Less educated obese mothers had the biggest difficulty identifying their children as being overweight and were less aware of the health risks associated with excess weight. In a recent study, mothers of obese preschoolers did not measure their child’s size by growth charts. Instead, they believed that if their child was bullied for his or her size at school then he or she was overweight; however, as long as the child’s size did not impact his or her activity, then the mother was not concerned about the child’s weight. These mothers also reported having difficulty adhering to and continuing a healthy food plan for themselves and their children.
Culture and environment
Children and adolescents struggling with excess body weight are often captives of environmental factors beyond their control that support an unhealthy lifestyle and foster inappropriate messages about food consumption and body image. Sociocultural factors such as ethnic identity may promote overeating. In some cultures being overweight is not viewed as a negative body characteristic, and shopping within the local community despite the lack of healthy food is seen as an obligation, as well as gratifying children with food is considered a characteristic of responsible and good parenting.
Psychosocial consequences of obesity
Overweight children and adolescents face problems related to stigma, including depression, teasing, social isolation and discrimination, diminished self-esteem, behavioral problems, dissatisfaction with body image, and reduced quality of life. It is not always clear whether depression is the cause or the result of obesity; both relationships may be true. Prospective studies have revealed that obese adolescents are at risk for major anxiety and depressive disorders later in life. When obesity becomes chronic, the failure to control weight gain over an extended period may predispose affected children to depression. The longer a child is overweight, the greater the risk for depression and other mental health disorders and the less is the motivation to change.
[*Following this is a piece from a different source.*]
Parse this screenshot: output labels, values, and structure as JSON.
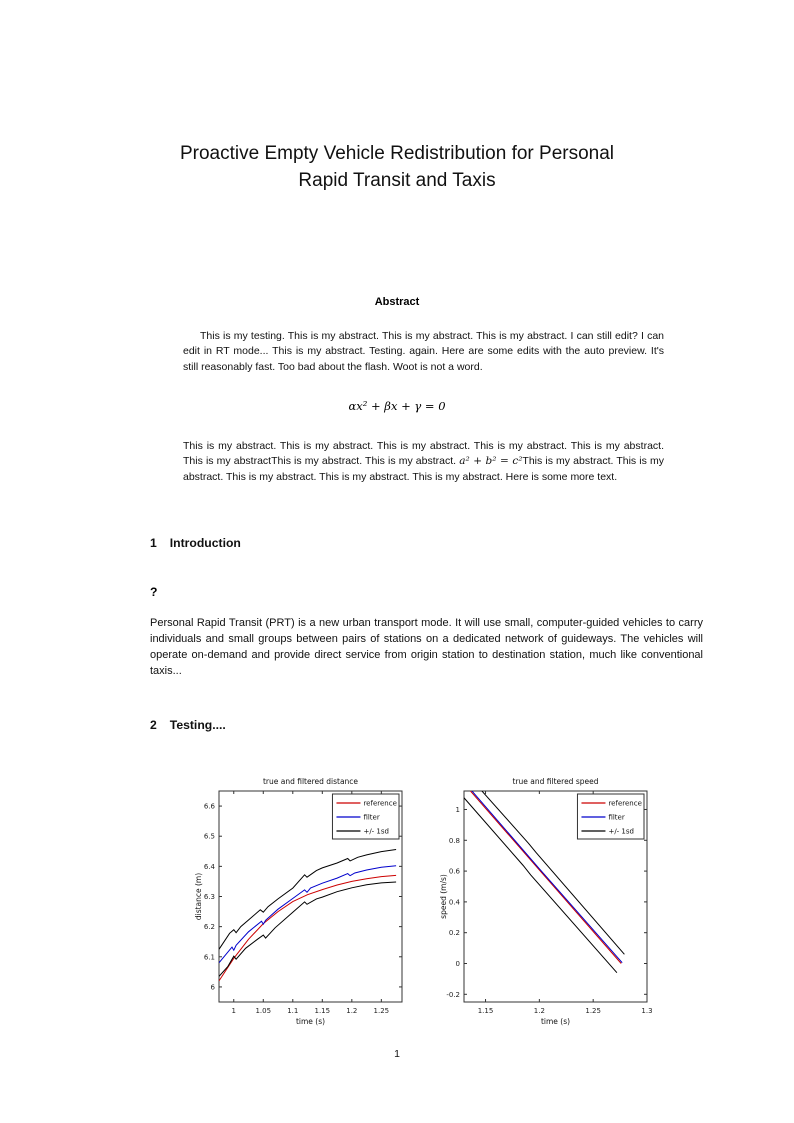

There are several different family-based treatments designed to address weight problems and obesity. Behavior modification programs focusing on the family dynamics have shown to be effective in terms of weight loss and maintenance. Behavioral interventions are based on the principle that the overeating is a learned behavior and can, subsequently, be modified. Research has indicated that “pressuring” the child is particularly ineffective and can initiate overeating, and that children respond more favorably to positive reinforcement strategies, which emphasize healthy eating that results in “feeling and looking good”.
Enhancing the community feeling
Family-based interventions that promote the parent as the regulator of food and exercise have some advantages. This approach requires involvement of the family as a whole and particular initiative on the part of the parent. While intensive family behavior treatment may not be feasible for some obese children and adolescents, further education for parents in the reduction of inactive behaviors and the importance of balanced nutrition may be utilized. When we create a positive communal eating experience, valued by the family, it helps to decrease depressive symptoms in overweight adolescents.
Parenting plays a pivotal role in promoting healthy active living and in managing childhood/adolescent obesity. The following parental responsibilities are particularly important: good role-modeling, setting limits, purchasing healthy food, keeping healthy family routines (e.g. eating meals and exercising together), effective time and money management, and ensuring that a divorce or separation remains as non-traumatic as possible.
So while the design and implementation of family-based treatments vary, family involvement and positive support remain a viable form of intervention.